© SineKulis 2018
Üç Renk Üçlemesi
Three Colors Blue
Polonya’lı yönetmen Krzysztof Kieślowski‘nin yaptığı 1993 tarihli filmlerdir. Modern Sinemasının Başyapıtları olarak adlandırılan bu Üçleme psikolojik çözümleme gibi görünse de yönetmenin eşsiz hayal gücüyle ve özgü müziklerle seyirciyi bambaşka yerlere götürüyor.
“Ama görüyorsunuz ki bende diğer kadınlar gibiyim. Terliyorum, öksürüyorum, çürüklerim var. Beni kesinlikle özlemeyeceksiniz…”
Filme ismini veren “mavi” rengi gerçeği simgeliyor. Aynı zamanda “özgürlük” kavramını da yansıtıyor. Karakterin hayatında ki her şeyin alt üst olmasıyla acıyı tüm gerçekliğiyle kabullenişi yaptığı işi aldığı eğitimlerin karşılığında film boyunca hep dik duruş sergilemesi akıllara şu sözü getiriyor ‘ Asiller üzüldüklerinde göz yaşı dökmezler’.

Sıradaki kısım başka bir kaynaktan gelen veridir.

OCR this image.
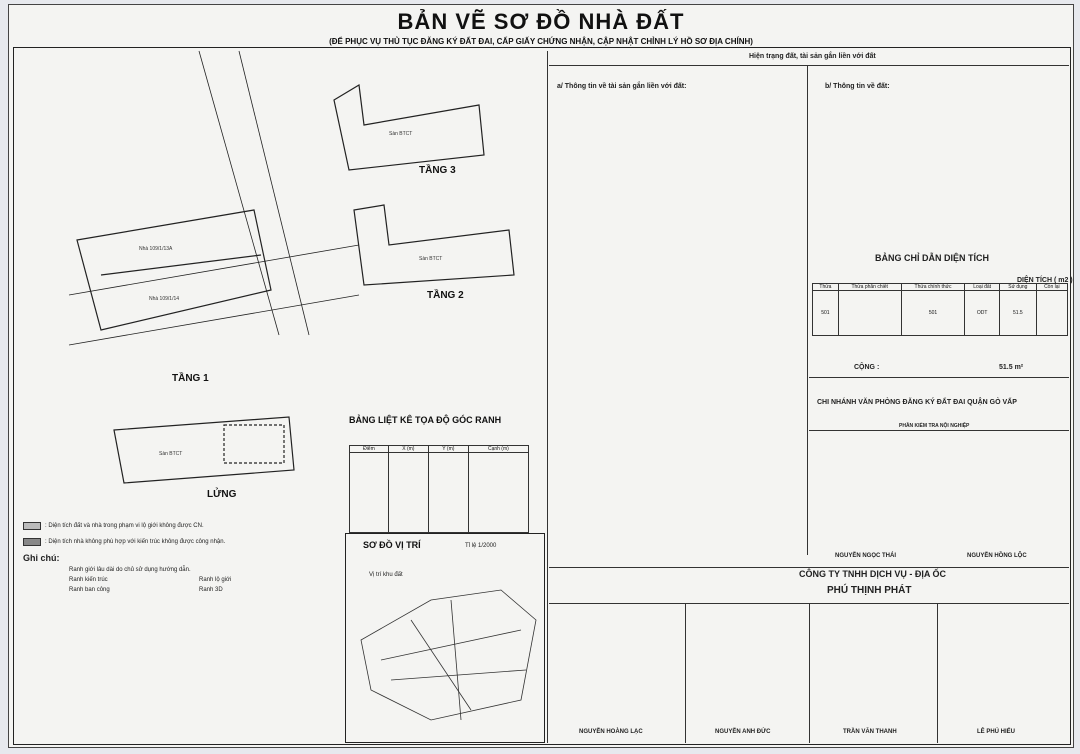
BẢN VẼ SƠ ĐỒ NHÀ ĐẤT
(ĐỂ PHỤC VỤ THỦ TỤC ĐĂNG KÝ ĐẤT ĐAI, CẤP GIẤY CHỨNG NHẬN, CẬP NHẬT CHỈNH LÝ HỒ SƠ ĐỊA CHÍNH)
Nhà 109/1/13A
Nhà 109/1/14
Sàn BTCT
Sàn BTCT
Sàn BTCT
TẦNG 1
TẦNG 3
TẦNG 2
LỬNG
BẢNG LIỆT KÊ TỌA ĐỘ GÓC RANH
Điểm	X (m)	Y (m)	Cạnh (m)

: Diện tích đất và nhà trong phạm vi lộ giới không được CN.
: Diện tích nhà không phù hợp với kiến trúc không được công nhận.
Ghi chú:
Ranh giới lâu dài do chủ sử dụng hướng dẫn.
Ranh kiến trúc	Ranh lộ giới
Ranh ban công	Ranh 3D
SƠ ĐỒ VỊ TRÍ	Tỉ lệ 1/2000
Vị trí khu đất
Hiện trạng đất, tài sản gắn liền với đất
a/ Thông tin về tài sản gắn liền với đất:	b/ Thông tin về đất:
BẢNG CHỈ DẪN DIỆN TÍCH
Thửa	Thửa phân chiết	Thửa chính thức	Loại đất	Sử dụng	Còn lại
501		501	ODT	51.5	
DIỆN TÍCH ( m2 )
CỘNG :	51.5 m²
CHI NHÁNH VĂN PHÒNG ĐĂNG KÝ ĐẤT ĐAI QUẬN GÒ VẤP
PHẦN KIỂM TRA NỘI NGHIỆP
NGUYỄN NGỌC THÁI	NGUYỄN HỒNG LỘC
CÔNG TY TNHH DỊCH VỤ - ĐỊA ỐC
PHÚ THỊNH PHÁT
NGUYỄN HOÀNG LẠC	NGUYỄN ANH ĐỨC	TRẦN VĂN THANH	LÊ PHÚ HIẾU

Gerçekle yüzleşmenin ardından kendini kaçışa yani özgürlüğe bırakan karakter her inkar noktasına geldiğinde maviyle gerçeğe dönüyor. Yönetmen, oyuncu ve bir müzisyen ruha anlam veren değerleri, ruhun anlam bulduğu renkte buluşturdular ve mavi ilkti.
Three Colors White
“Sizinle aynı dili konuşmuyorum diye mi bana savunma hakkı vermiyorsunuz? ”
Bu cümle duygusal ve ekonomik güçsüzlüğün aileye olan etkisinin sonucunda kendisini mahkemede savunmaya çalışan karakterin sözleridir. Beyaz ” Eşitlik” kavramının anlatıldığı serinin ikinci filmidir ve diğerlerine göre daha politiktir. Heyecanlandıran kısmı ise beyazın en sade şekilde anlatılarak keyifli bir şekilde akıp gitmesidir. Sevgi unsurunun da en naif şekilde anlatıldığı bu film zaman zaman yerini intikama bırakmış fakat serinin en ” insani” yapı olma özelliğini kaybetmemiştir.
Three Colors Red
Üçlemenin en son filmi olan Kırmızı insanları keşfetmeye başlayan genç kadını anlatır.
Film boyunca her ince ayrıntıda ve detayda kırmızı renkle karşılaşılır. Kırmızının insanları birbirine bir şekilde bağlayan sevgiyi simgelediği söylenebilir. Kırmızının tonları, mekanların atmosferi, karakterlerin uyumu ile yaşam kesişmeleri yönetmenin zekasını bir kez daha ortaya koyuyor.
Kırmızının ” Kardeşlik” olduğunu anlatan bu film de serinin bütün karakterlerine vurgu yapılarak bir sonuca bağlanılıyor ve seyircinin hayal dünyasına bırakılan sonlar tekrardan şekil alıyor. İzleyici son sahnelerde büyüleniyor.
Bana göre ; serinin en iyisi “Beyaz”dır.
Politik anlatım ilk defa klasik anlatımdan uzak tutulmuştur ve değişik şekillerde politik yaklaşım sahnelenmiştir.